Helaina Alati was browsing the spice aisle of an Australian supermarket when she came face-to-face with a huge snake.
And in a coincidence appropriate for Oz, the spice shopper wasn’t phased in the least because she happened to be a snake catcher.
The head of the 10-foot-long non-venomous diamond python emerged through a space in a shelf above the spice jars in the Sydney store.
“I was in the spice aisle just looking for something to put on my chicken that night so I didn’t initially see it because it was curled up way back behind the little jars of spices,” Alati said Wednesday. “I kind of turned to my right and it poked its head out.”
Alati — who is a trained snake catcher — said the snake’s head came to within 8 inches of her own.
“Thankfully, I have a background in snakes so I was pretty calm about it. It definitely shocked me a little bit because I wasn’t expecting it,” she said.
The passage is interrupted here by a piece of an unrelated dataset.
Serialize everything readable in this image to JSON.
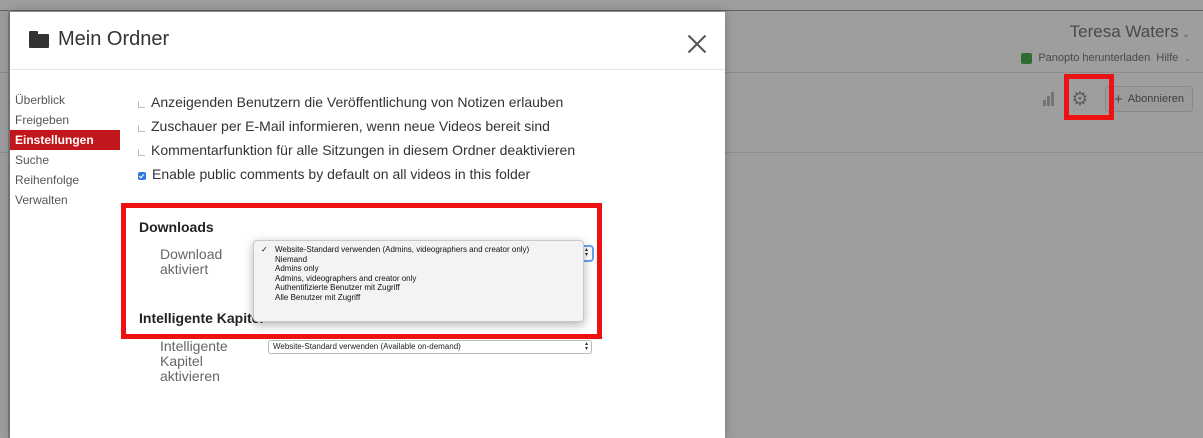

Supermarket chain Woolworths confirmed in a statement that a “slippery and rare customer was spotted in the spice aisle” on Monday morning at its store in the suburb of Glenorie on Sydney’s northwest outskirts.
“Once it was sighted, our team members reacted quickly and calmly to cordon off the area for the safety of customers,” the statement said.
Alati said she used her phone to video the snake as it extended its body from the shelf into the aisle before reporting the intruder to supermarket staff.
“I said: ‘I’ll go get my snake bag.’ I think they thought I was a bit crazy to be honest. I don’t think they knew what to say when I said, ‘There’s a 10-foot python in your aisle,'” Alati said.
She retrieved a snake bag from her home, returned to the store, “tapped him on the tail and he just slithered in”.
She then released it away from houses in bushland – a natural habitat for the species around Sydney.
A trained snake handler, Ms Alati has conducted at least 20 snake rescues before. She says her friends have previously joked about her being “the snake girl”, referencing a zoo scene in a Harry Potter film where the boy wizard finds that he can talk to snakes.
Ms Alati says she can’t speak Parseltongue like Harry, but “that scene’s been mentioned to me a few times”.
“They kind of just gravitate to me, like maybe they just sense that I’m the kind of person into caring and protecting animals,” she said.
“To be honest, it’s the most exciting thing that’s happened in a little while given lockdown. The staff were all taking photos of it
Australia’s largest city has been in a lockdown since June to fight a Delta outbreak. Grocery shopping is one of the few reasons people are allowed to leave their homes.
Ms Alati said she suspected the snake had been in the shop overnight, probably initially in the ceiling where diamond pythons like to nestle.
It had probably lurked on the shelf all morning as “dozens of people… passed it and grabbed spices”, she added.